Ma mère a fêté son anniversaire lundi. Je tairai son âge parce que je l’entends déjà me dire: «Tsé Annéli, l’âge, c’est ben personnel.»
N’empêche que ma mère vieillit, c’est un fait indéniable. Ça me coûte toujours un peu d’admettre que les gens que j’aime ne sont pas imperméables au temps.
Cela étant dit, je vieillis aussi. Les membres d’Arcade Fire vieillissent. Les acteurs qui ont joué dans Place Melrose vieillissent. Même Gregory Charles vieillit. Tout le monde vieillit.
Ce processus se fait d’une étonnante façon. Enfant, on souhaiterait tout accélérer et gravir les échelons de la vie à la vitesse grand V, tirer sur le grand ruban blanc du temps, question de sauter les «bouttes plates» et accéder à l’autonomie qui vient avec l’âge.
Je me rappelle la joie de tenir mon premier portefeuille, vide évidemment. J’y repense et je trouve ça absurde! Me réjouir d’avoir un compte chèque avec autour de 40 $ dedans, résultat de deux 20 $ de carte de fête.
Je me rappelle aussi avoir eu hâte qu’on me fasse confiance, qu’on me confie des choses. Je crois que je cherchais des moyens de me sentir digne.
Je me rappelle les premières exaltations, aussi vives que les premières hontes. Je me rappelle la confusion de l’adolescence. Elle ne me semble pas si lointaine, en fait.
Je me rappelle le début des études en théâtre, la fougue. Je me rappelle aussi avoir trouvé ça plate de pas pouvoir retirer des sous parce qu’il me restait moins de 20 $ dans mon compte pour «toffer ma semaine». Je me rappelle avoir dormi dans des locaux de cégep pendant les tournois d’impro, la tête sur mon sac à dos, allongée sous trois pupitres.
Passé 30 ans, le sentiment est très différent. Je dois dire que je traverse une période extrêmement intéressante, composée d’une certaine impression d’affranchissement, mélangée à cette urgence de prendre les bonnes décisions tout en portant l’insouciance de la jeunesse inébranlable.
Je ressens le passage du temps par ce qu’on appelle «les petites choses qui ne mentent pas».
En voici quelques-unes: «J’espère qu’il va y avoir des places assises.» «Ah je sais pas, j’ai pas pensé à demander si c’était bar open.» «Tu me diras si tu vas chez Costco.»
Oh well. Toute ça est correct. Toute ça est ben ben correct. Seulement, c’est une chose de vieillir, mais encore faut-il bien vieillir. Par bien vieillir, j’entends ne pas désespérément s’accrocher à la jeunesse.
J’espère ne jamais envisager d’acheter le tape qui retient la peau de cou.
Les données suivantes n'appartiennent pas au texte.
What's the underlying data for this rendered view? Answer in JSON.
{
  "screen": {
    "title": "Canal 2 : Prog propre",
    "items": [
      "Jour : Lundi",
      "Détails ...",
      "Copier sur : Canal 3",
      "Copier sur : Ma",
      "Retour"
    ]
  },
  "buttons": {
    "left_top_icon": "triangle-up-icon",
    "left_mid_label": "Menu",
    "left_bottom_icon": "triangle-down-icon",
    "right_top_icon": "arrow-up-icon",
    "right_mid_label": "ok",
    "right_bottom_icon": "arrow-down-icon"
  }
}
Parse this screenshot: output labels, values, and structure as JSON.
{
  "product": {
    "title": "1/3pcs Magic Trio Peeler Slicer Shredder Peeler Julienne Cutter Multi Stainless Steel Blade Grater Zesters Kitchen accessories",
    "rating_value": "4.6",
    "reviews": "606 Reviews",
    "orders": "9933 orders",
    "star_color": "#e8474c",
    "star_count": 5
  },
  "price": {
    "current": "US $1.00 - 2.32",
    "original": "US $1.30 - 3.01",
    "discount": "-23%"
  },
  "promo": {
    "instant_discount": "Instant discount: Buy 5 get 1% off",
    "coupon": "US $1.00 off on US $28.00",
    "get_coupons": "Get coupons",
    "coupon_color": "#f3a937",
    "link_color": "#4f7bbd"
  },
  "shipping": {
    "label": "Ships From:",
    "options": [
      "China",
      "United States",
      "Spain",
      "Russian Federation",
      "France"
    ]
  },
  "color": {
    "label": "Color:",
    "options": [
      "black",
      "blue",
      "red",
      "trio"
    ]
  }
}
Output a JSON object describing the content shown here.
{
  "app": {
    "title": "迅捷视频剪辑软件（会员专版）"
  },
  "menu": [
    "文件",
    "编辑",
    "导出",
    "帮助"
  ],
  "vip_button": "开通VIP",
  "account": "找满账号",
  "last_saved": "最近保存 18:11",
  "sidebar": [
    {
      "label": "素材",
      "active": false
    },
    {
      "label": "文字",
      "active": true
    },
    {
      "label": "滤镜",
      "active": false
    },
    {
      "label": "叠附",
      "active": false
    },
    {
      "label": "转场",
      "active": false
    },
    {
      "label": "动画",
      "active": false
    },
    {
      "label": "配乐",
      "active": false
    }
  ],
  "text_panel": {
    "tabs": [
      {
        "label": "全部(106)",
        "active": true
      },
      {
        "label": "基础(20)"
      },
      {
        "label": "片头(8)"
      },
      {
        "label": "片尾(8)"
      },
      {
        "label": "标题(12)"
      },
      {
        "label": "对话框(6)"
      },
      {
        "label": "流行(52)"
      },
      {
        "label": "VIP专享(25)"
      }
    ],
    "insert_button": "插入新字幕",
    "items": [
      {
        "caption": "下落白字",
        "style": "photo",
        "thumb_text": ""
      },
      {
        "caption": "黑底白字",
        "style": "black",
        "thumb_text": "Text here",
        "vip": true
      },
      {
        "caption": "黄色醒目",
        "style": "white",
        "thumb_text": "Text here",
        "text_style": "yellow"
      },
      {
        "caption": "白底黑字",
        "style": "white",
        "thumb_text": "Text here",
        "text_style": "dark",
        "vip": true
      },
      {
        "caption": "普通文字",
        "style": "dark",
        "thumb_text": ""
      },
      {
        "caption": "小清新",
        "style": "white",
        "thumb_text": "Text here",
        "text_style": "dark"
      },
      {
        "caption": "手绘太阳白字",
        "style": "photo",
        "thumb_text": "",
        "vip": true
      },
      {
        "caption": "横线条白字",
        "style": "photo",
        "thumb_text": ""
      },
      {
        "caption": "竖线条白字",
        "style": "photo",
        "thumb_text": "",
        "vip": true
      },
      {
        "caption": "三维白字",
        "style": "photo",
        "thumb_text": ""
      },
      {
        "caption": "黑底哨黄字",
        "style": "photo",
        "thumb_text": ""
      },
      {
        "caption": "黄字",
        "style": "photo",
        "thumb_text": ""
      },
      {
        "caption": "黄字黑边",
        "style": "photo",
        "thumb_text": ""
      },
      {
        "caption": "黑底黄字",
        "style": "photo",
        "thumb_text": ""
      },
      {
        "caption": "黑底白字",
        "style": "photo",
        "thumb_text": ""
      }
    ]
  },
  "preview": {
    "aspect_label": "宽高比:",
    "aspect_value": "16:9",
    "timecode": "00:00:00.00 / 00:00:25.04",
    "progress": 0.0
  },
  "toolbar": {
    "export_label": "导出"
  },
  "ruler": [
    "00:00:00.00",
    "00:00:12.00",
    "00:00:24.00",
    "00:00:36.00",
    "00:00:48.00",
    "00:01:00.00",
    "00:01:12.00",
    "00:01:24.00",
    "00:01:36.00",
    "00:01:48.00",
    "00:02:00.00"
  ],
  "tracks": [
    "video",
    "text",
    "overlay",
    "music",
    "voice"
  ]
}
Je souhaite poser un regard tendre sur moi-même et accepter que je suis plus qu’un âge, qu’un corps.
Le week-end dernier, j’ai regardé une partie de la marche des femmes à Washington. Partout sur la terre, des femmes, par milliers, qui défendaient leurs droits fondamentaux avec fougue. L’adversité dans laquelle nous plonge Trump a créé une solidarité si puissante, si enlevante que son souffle a balayé au passage beaucoup de mes craintes. Il fait bon être femme. Il fait bon avoir 30 ans. Il fera bon en avoir 40, 50, 60, 70 et 80.
Parce que l’heure est au courage, à la compassion et à la lutte. Parce que nous ne sommes pas seules.